For over a year, CUPE tried to obtain information on what it believed to be a P3, namely the MRC development project. After waiting five months, CUPE finally received a response to its request for access to information concerning the sale of the MRC property.

It was a fruitless exercise. The CBC’s response was a document of nearly 300 pages, three quarters of which were redacted. As provided by the CBC, this document did not really answer any of the questions submitted by CUPE. It seems that La Presse has managed to let the cat out of the bag.

CUPE is demanding that all documents leading to the decision to sell the MRC and the surrounding site to private interests be made public without delay. This is the only way for the CBC shareholders, namely the taxpayers, to know what’s really going on.
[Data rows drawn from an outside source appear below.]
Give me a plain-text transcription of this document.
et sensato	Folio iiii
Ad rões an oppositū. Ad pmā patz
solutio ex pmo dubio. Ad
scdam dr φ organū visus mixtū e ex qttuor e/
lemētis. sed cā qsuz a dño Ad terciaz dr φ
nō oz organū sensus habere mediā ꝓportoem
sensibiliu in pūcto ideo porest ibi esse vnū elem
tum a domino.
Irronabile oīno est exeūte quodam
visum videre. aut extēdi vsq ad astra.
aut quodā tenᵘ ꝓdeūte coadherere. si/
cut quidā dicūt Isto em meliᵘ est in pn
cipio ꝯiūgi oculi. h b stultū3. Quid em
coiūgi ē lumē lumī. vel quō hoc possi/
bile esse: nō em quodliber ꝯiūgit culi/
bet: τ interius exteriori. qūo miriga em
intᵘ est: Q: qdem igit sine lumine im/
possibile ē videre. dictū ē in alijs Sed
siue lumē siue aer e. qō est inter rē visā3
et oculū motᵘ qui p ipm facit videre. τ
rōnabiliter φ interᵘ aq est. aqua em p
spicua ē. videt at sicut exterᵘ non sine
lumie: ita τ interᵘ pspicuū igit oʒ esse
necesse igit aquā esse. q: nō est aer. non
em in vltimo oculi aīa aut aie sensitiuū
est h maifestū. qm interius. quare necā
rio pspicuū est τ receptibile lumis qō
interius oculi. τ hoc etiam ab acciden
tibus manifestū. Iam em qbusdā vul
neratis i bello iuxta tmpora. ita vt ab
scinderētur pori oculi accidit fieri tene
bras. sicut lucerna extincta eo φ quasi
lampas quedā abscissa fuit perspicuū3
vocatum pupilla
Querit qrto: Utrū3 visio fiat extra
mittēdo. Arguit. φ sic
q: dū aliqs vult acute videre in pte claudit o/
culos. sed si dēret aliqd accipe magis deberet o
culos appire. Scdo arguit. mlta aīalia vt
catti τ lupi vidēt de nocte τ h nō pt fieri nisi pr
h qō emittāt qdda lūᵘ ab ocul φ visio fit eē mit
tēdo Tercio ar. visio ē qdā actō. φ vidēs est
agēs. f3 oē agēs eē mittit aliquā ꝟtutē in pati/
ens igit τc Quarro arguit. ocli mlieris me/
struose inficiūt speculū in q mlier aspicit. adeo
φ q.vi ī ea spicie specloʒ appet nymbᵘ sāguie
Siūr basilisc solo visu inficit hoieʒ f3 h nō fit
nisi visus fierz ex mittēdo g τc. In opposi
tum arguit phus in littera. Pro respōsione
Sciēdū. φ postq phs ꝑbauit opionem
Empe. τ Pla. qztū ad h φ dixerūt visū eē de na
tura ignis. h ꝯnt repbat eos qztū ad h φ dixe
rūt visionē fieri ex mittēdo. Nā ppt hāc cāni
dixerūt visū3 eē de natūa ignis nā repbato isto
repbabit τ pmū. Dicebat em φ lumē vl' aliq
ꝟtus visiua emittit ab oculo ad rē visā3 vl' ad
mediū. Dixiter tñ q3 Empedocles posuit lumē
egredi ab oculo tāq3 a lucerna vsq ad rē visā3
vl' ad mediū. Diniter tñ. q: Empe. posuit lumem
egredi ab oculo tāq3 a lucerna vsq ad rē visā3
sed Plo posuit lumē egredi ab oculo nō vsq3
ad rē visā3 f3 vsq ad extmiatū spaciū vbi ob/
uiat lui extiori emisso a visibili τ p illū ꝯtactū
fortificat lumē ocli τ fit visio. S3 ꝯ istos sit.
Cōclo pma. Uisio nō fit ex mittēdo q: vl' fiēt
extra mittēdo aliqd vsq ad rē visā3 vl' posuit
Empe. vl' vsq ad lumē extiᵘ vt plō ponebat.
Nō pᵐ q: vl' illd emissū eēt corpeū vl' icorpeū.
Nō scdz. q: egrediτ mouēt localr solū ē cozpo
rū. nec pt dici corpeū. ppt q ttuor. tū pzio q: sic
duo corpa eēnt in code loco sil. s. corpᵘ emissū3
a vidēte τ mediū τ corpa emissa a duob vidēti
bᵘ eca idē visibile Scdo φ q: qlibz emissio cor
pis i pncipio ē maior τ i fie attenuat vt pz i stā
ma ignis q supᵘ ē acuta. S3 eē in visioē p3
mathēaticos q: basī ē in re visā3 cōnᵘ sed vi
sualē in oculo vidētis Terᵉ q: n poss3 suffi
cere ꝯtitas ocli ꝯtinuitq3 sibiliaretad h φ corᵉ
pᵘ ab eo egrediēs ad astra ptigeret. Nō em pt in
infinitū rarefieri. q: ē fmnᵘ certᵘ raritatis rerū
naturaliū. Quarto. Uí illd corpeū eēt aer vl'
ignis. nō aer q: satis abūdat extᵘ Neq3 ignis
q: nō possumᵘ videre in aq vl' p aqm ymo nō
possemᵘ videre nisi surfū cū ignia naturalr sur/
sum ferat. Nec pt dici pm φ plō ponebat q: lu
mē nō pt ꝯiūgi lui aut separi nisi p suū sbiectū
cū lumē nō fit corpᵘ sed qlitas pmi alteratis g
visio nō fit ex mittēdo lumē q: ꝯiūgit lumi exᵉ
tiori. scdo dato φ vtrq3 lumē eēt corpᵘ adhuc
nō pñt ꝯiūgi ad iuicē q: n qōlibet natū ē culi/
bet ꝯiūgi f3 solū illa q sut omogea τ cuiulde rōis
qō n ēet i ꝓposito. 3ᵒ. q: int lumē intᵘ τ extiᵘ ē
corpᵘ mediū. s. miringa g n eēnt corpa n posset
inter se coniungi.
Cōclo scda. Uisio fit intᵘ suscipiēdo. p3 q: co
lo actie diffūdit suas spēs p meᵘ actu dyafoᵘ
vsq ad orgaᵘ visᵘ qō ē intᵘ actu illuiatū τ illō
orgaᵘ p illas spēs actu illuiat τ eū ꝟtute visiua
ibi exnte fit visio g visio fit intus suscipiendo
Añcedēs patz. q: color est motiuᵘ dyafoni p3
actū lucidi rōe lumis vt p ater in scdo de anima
CUPE has developed considerable expertise in the analysis of the financial structures known as P3s. “No value analysis or comparison has been made to determine whether privatization was really the way to go. Whether for arenas, as in Beloeil, Sherbrooke, Lévis, Shawinigan and Châteauguay, or for large hospitals like the CHUM, the MUHC and the CHUQ, these P3 projects have given us reason to be wary. We have seen that this type of project can be a hotbed of collusion and corruption. Recently, the Champlain Bridge project, carried out by the federal government as a P3, is suffering from the same problems: lack of transparency and no economic justification for privatization,” notes the CUPE economist.

With more than 111,000 members in Quebec, CUPE represents 9,300 members in the province’s communications sector. CUPE is also present in the following sectors: health and social services, education, universities, energy, municipalities, Quebec government corporations and public agencies, urban and air transport, and the mixed sector.